In 2004, I needed to write some volume intersection code for a visible surface removal algorithm. Since
RAD Game Tools, where I worked, was right next door to
Valve Software at the time, it was not unusual for me to have lunch with programmers at Valve.
During this time I happened to have lunch with
Jay Stelly, the person who did the original physics integration for
Half Life 2. We talked about intersection testing, and he pointed out how he thought all the papers on
GJK were very bad, and obfuscated the real action of the algorithm. He then proceeded to explain how both
GJK and the
expanding polytope algorithm for convex hulls were both very easy to understand when thought of geometrically.
Jay’s explanation made perfect sense to me, and I found it intuitively obvious how to write a GJK solver from his explanation (unlike most GJK papers, which are violently obtuse). So I went back to the office and wrote one.

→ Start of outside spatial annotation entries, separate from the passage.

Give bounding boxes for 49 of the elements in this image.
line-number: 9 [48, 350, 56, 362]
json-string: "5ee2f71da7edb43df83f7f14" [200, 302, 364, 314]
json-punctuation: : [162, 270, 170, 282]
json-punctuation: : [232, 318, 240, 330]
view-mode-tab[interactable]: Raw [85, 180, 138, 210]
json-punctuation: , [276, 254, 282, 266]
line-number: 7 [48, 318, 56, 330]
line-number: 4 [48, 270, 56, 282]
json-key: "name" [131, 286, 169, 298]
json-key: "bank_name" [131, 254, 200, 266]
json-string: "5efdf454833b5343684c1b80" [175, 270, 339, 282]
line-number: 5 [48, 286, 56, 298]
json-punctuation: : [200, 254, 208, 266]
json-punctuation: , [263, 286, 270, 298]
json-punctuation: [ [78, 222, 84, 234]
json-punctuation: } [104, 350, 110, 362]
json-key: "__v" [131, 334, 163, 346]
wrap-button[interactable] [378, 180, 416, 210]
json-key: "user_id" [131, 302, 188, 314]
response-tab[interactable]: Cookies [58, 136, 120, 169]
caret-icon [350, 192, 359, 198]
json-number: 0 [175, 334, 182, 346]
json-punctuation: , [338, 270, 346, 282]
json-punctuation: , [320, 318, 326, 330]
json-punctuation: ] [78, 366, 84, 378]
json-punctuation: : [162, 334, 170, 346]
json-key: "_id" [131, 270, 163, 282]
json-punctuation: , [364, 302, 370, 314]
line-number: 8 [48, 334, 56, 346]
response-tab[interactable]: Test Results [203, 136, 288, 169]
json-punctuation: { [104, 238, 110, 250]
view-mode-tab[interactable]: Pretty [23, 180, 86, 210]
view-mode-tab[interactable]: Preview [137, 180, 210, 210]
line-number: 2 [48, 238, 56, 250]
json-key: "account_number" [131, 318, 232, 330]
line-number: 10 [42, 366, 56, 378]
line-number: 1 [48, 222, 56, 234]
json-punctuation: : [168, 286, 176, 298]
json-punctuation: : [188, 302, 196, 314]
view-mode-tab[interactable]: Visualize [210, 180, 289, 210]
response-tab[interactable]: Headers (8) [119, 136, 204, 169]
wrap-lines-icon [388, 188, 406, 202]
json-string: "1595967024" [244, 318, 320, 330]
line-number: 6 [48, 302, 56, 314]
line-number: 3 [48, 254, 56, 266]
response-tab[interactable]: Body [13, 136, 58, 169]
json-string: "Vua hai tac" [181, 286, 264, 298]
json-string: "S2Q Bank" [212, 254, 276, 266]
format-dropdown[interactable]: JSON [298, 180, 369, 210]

As I worked out the cases, I realized that the tests you needed to do for computing GJK, when considered geometrically, were
much simpler than the ones advocated by the papers, which only considered the matter algebraically. This lead to a more optimal formulation, which I would like to call the “Gilbert Johnson Keerthi Stelly Muratori,” or “GJKSM” formulation. Although I generally don’t like naming algorithms after their creators in lieu of a more properly descriptive name, if the original is already an absurd concatenation of names, why not continue the trend?
A few years after this development, I recorded a makeshift video describing the technique:
Since then, the technique was refined further. For example, the 2-simplex case can be reduced to zero checks (like the 1-simplex case) because you already know the point is past the origin. However, the 4-simplex case has yet to be proven to be “fully reduced”, as far as I know, so the jury is still out on how few if’s you can do to select the correct sub-simplex there.
A decade after this talk, I recounted the discovery of the technique again during my lecture at the
2016 Papers We Love conference, where it occupies the last 25 minutes or so of the lecture.